Comme pour le e-Commerce et bientôt pour la e-Santé, la e-Formation (généralisation de dispositifs techniques de formation faisant abstraction des contraintes spatio-temporelles) est devenue un champ de recherche important en Systèmes d’Information. Nous voyons ainsi se développer progressivement les trois grandes problématiques de notre discipline, définies par Desq et al. en 2002 : d’abord le développement des S.I. pour la e-Formation (il s’agit ici de l’accès aux ressources et la modélisation des scénarios pédagogiques : Fallery, 2004), ensuite le contrôle des S.I. (ici il s’agit de la performance, de l’animation et de l’évaluation des dispositifs e-Formation : Leidner et Jarvenpaa, 1995), et enfin la stratégie des S.I. (il s’agit ici d’alignement stratégique et de nouveaux marchés de la formation : Webster et Hackley, 2001).

La théorie des organisations dispose alors de ses outils « classiques », pour analyser le développement de la e-Formation :

- au niveau des individus et des groupes, ce sont surtout ceux de l’analyse des usages (TAM Technology Acceptance Model, Théorie de la Richesse des Médias, Théorie de l’influence sociale..) : Ainsi Jawadi et El Akremi (2006) testent le modèle TAM pour le e-Learning, ainsi Leidner et al. (1995) analysent les cohérences entre les fonctionnalités d’un système et les modèles pédagogiques utilisés…

- au niveau des organisations, on les outils sont ceux de l’analyse stratégique (Apprentissage organisationnel, Chaînes de valeur, Modèle Ressources/Compétences, Analyse contractuelle..) : ainsi Fichez et al. (2002) décrivent les campus numériques en terme de contrats, ainsi Houzé et Meissonier (2005) élargissent la mesure de performance d’un dispositif de e-Learning aux objectifs institutionnels sous-jacents…

- enfin au niveau macro social, les outils sont ceux des analyses sociologiques (Théorie de la structuration, concepts d’Habitus et de Champ…) qui cherchent à prendre en compte à la fois les nouvelles contradictions structurelles qui apparaissent (division du travail, propriété intellectuelle, marché du savoir, savoirs-marchandises...) et les interactions quotidiennes qui se modifient dans la e-Formation (hyperLecture, tutorat, évaluation, annotations des documents Web..)

Les sciences de l’éducation distinguent quant à elles trois grands types de perspectives pour décrire les processus d’apprentissage :

- les pédagogies de la transmission, pour lesquelles Bereiter (1985) évoque la métaphore du « container». Paavola et al. (2003) parlent ici de la métaphore de l’acquisition, et les écoliers français pourraient les associer aux fameux exercices du « Bled ».

- les pédagogies cognitives, relevant de la métaphore de la participation.
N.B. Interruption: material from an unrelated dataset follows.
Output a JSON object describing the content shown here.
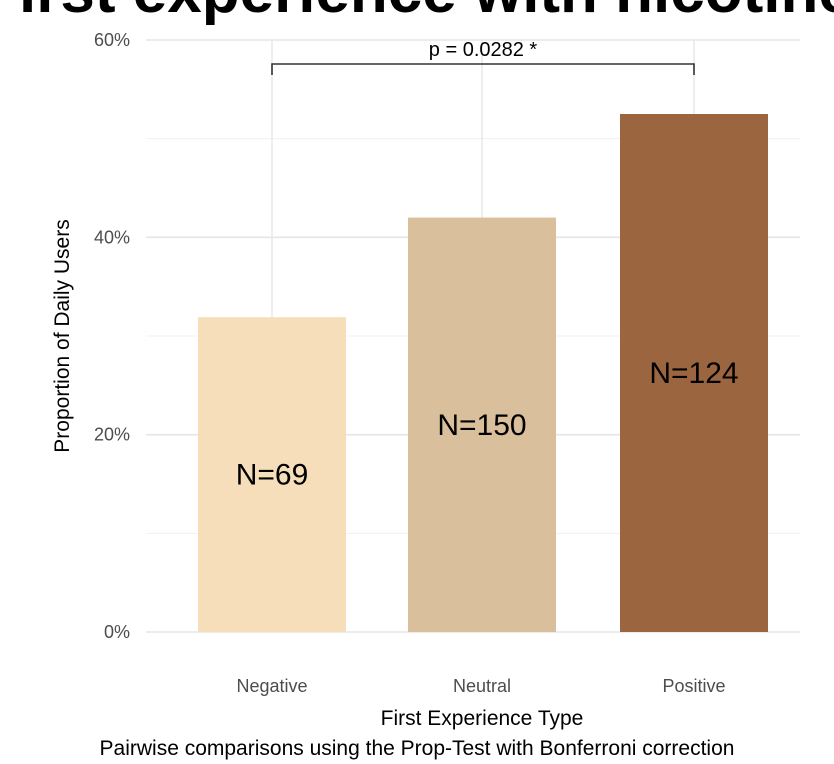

Il s’agit ici de mettre les individus dans des situations qui leur permettent de développer de nouvelles connaissances structurées (Piaget, 1974), et les instituteurs français parleraient de « pédagogies actives ».

- enfin les pédagogies de l’apprentissage, qui relèvent de la création sociale des connaissances. C. Freinet (1936) a ainsi avancé trois principes de base : l'expression libre, le tâtonnement expérimental et la coopération. C'est seul et en groupe que l'élève construit son savoir dans une « pédagogie du travail » (imprimerie, voyage scolaire, coopérative…) et ce sont les intérêts de la communauté qui poussent l'élève à agir.

Mais en amont des différentes approches des organisations et approches pédagogiques, on développera ici l’idée que la formation est fondamentalement un processus de Communication. Et nous pourrons alors retrouver les trois grandes perspectives épistémologiques de la Communication : la perspective instrumentale, béhavioriste et positiviste (celle de la Transmission, pour laquelle l’important est le canal), la perspective relationnelle, connexionniste et constructiviste (celle de l’Echange, pour laquelle l’important est la relation avec l’environnement), enfin la perspective collective et socio constructiviste (celle de la Négociation du sens,  pour laquelle l’important est l’action sociale qui organise les rôles et les règles de comportement).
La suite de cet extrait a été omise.